Security software maker Symantec said it has been asked to pay $1 billion in additional taxes to the U.S. Internal Revenue Service, largely related to its $10 billion acquisition of Veritas Software last year.
In a regulatory statement filed on April 17, the company said that the IRS is demanding the back payment, which includes roughly $900 million in taxes related to a recently completed audit of Veritas, which marketed enterprise data backup software before joining Symantec. The additional $100 million is being requested based on a separate IRS audit of Symantecs tax filings for 2003 and 2004, company officials said.
According to the filing, the IRS concluded via its research that both Symantec and Veritas unfairly underpriced some patent holdings the companies licensed to their respective European subsidiaries, both of which were based in Ireland. The company was first served with the tax bill in late March.
Company officials said that Symantec intends to dispute the additional charges.
In the filing, officials with the anti-virus market leader said that the company will likely pay the taxes in smaller increments if the IRS decision is upheld. Any related interest would be accounted as an operating expense, officials said.
The tax notice marks only the latest twist in Symantecs acquisition of Veritas, a deal aimed at broadening the companys products beyond its core anti-virus business into a wider range of corporate data security technologies. While the merger drew immediate questions from Wall Street about Symantecs ability to swallow the company, the internal fallout following the deal has made headlines and hurt the firms stock price.
In February, former Veritas Chief Executive Gary Bloom left his position as chairman and president of Symantec, as did several other high-profile Symantec executives, most notably Greg Myers, the companys former chief financial officer. In April, the company announced that it was reshuffling its executives as part of a larger corporate reorganization aimed at reducing the number of product lines it offered.

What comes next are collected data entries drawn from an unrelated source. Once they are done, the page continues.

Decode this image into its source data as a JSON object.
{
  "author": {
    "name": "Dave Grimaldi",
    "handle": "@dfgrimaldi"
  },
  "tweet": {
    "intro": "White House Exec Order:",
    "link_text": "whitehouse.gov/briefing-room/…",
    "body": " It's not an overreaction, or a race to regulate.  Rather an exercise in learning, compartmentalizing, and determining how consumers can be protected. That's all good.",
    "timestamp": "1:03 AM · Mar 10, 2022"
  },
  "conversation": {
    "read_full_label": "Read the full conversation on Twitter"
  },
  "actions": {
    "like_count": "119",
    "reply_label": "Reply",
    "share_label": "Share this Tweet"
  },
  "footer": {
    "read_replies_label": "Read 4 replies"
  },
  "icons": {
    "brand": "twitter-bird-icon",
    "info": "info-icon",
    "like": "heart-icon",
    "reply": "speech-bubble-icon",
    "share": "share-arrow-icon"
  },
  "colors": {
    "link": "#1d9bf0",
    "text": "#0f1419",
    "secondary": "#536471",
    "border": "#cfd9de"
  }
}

Other executives who left the company included Steve Leonard and Lindsey Armstrong, senior vice presidents overseeing many of the companys overseas operations, and Don Frischmann, its former communications and brand management leader.
Under its new structure, the company halved its number of business units from six to only three, focusing on Consumer Products and Solutions, Enterprise Security and Data Management, and Data Center Management.
Despite the fallout from the Veritas deal, Symantec continues to pick off smaller technology providers who its leaders feel can help fill gaps in its strategy to become an end-to-end provider of anti-virus and data security applications. In February, the company announced the acquisition of Relicore, which makes change and configuration management software for corporate data centers, for an undisclosed amount of money.
On April 17, Symantec introduced its new package of integrated e-mail server defense applications, which it labeled as the final step in integrating technologies added via its 2004 acquisition of Brightmail.